The Responsive Eye‘s First and Second Generation
Angelika Huber / Siegfried Kreitner / Jan van Munster / Pfeifer & Kreutzer / Hans Schork / Julius Stahl / Ludwig Wilding / Martin Willing
Exhibition from September 11th to October 31st, 2020
The title of our new exhibition, to be held on the occasion of Open Art 2020, refers to the “The Responsive Eye,” the 1965 exhibition shown at MoMA in New York. It featured the work of the first generation, i.e. artists of the 1960s, who had, for the first time, broken away from the traditional forms of artistic representation in the fine arts. The then curator at MoMA, William C. Seitz, sought out artists from around the world who experimented with the phenomenon of optical movement – whether real or illusionary. It was in the context of this exhibition that a journalist coined the term “Op Art.” The term was rejected, however, by many, including, among others, Ludwig Wilding, whose work was also presented in the exhibition. Despite the truth of his argument, namely, that “all art is optical art,” the term has endured until today.
In recent years, a younger generation of artists has once again taken up the subject matter of movement, light and sound – the “second generation” that is addressing this forever fascinating topic.

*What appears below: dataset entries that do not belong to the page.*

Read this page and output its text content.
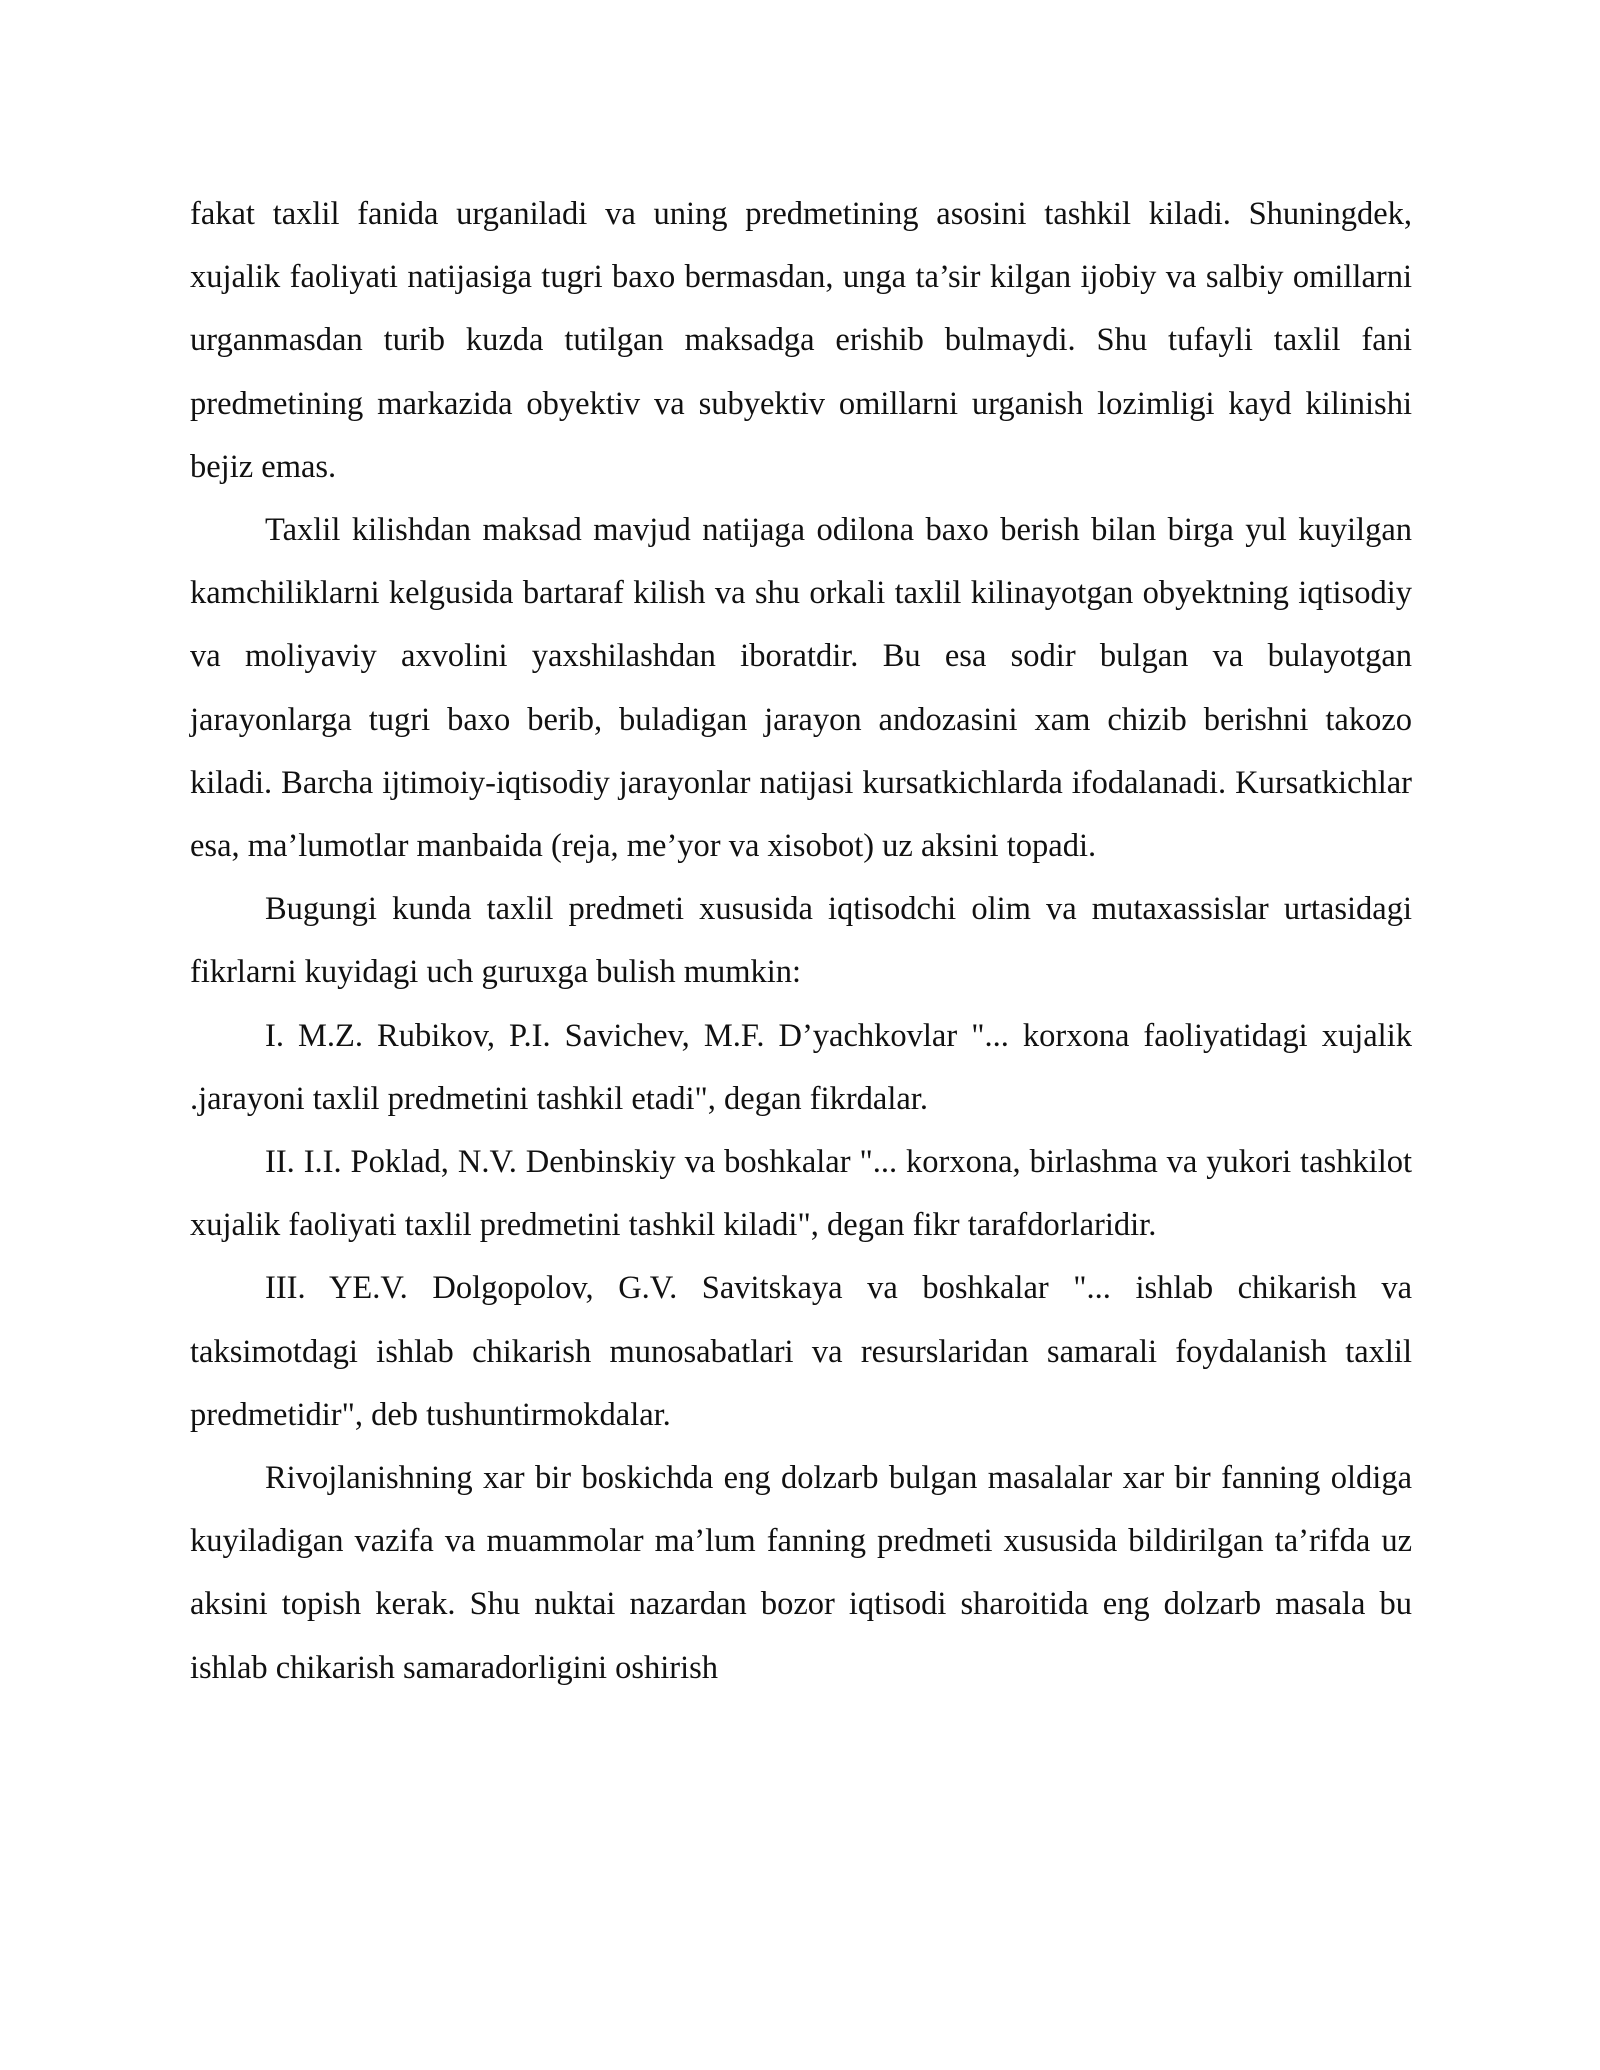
fakat taxlil fanida urganiladi va uning predmetining asosini tashkil kiladi. Shuningdek, xujalik faoliyati natijasiga tugri baxo bermasdan, unga ta’sir kilgan ijobiy va salbiy omillarni urganmasdan turib kuzda tutilgan maksadga erishib bulmaydi. Shu tufayli taxlil fani predmetining markazida obyektiv va subyektiv omillarni urganish lozimligi kayd kilinishi bejiz emas.

Taxlil kilishdan maksad mavjud natijaga odilona baxo berish bilan birga yul kuyilgan kamchiliklarni kelgusida bartaraf kilish va shu orkali taxlil kilinayotgan obyektning iqtisodiy va moliyaviy axvolini yaxshilashdan iboratdir. Bu esa sodir bulgan va bulayotgan jarayonlarga tugri baxo berib, buladigan jarayon andozasini xam chizib berishni takozo kiladi. Barcha ijtimoiy-iqtisodiy jarayonlar natijasi kursatkichlarda ifodalanadi. Kursatkichlar esa, ma’lumotlar manbaida (reja, me’yor va xisobot) uz aksini topadi.

Bugungi kunda taxlil predmeti xususida iqtisodchi olim va mutaxassislar urtasidagi fikrlarni kuyidagi uch guruxga bulish mumkin:

I. M.Z. Rubikov, P.I. Savichev, M.F. D’yachkovlar "... korxona faoliyatidagi xujalik .jarayoni taxlil predmetini tashkil etadi", degan fikrdalar.

II. I.I. Poklad, N.V. Denbinskiy va boshkalar "... korxona, birlashma va yukori tashkilot xujalik faoliyati taxlil predmetini tashkil kiladi", degan fikr tarafdorlaridir.

III. YE.V. Dolgopolov, G.V. Savitskaya va boshkalar "... ishlab chikarish va taksimotdagi ishlab chikarish munosabatlari va resurslaridan samarali foydalanish taxlil predmetidir", deb tushuntirmokdalar.

Rivojlanishning xar bir boskichda eng dolzarb bulgan masalalar xar bir fanning oldiga kuyiladigan vazifa va muammolar ma’lum fanning predmeti xususida bildirilgan ta’rifda uz aksini topish kerak. Shu nuktai nazardan bozor iqtisodi sharoitida eng dolzarb masala bu ishlab chikarish samaradorligini oshirish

During the conceptual phase of our exhibition it was clear that Ludwig Wilding (1927-2010), who can be seen as the forerunner of this artistic movement in Germany, had to be included. But also the Aschaffenburg artist Hans Schork (b. 1935), who had focused at an early date on kinetics, and the Dutch artist Jan van Munster (b. 1939), who investigated “energy and perception” in the broadest sense of the terms, were both essential to our exhibition.
The “Second Generation” comprises the younger age group, led by Martin Willing (b. 1958) with his continuously moving fragile sculptures. Julius Stahl (b. 1978), who lives in Berlin and Dresden, creates similarly fragile objects, which he terms “Resonanz-Objekte” (Resonating Objects). In his “Quader” (Cuboid) series, he has constructed objects using the finest wire, in which the viewer perceives not only delicate movement but also the most subtle sounds. The Munich artist Siegfried Kreitner (b. 1967) is a master of constructing moving light sculptures. Amongst the youngest participants, the artist duo Anne Pfeifer (b.1987) and Bernhard Kreutzer (b. 1986) exhibit objects made of primarily colored acrylic glass with invisible stimulators that produce movement and sound. In contrast, Angelika Huber (b. 1977) repurposes split-flap displays, which were originally used to provide timetable information, creating vivid “pictures in motion” that change according to different rhythmic patterns.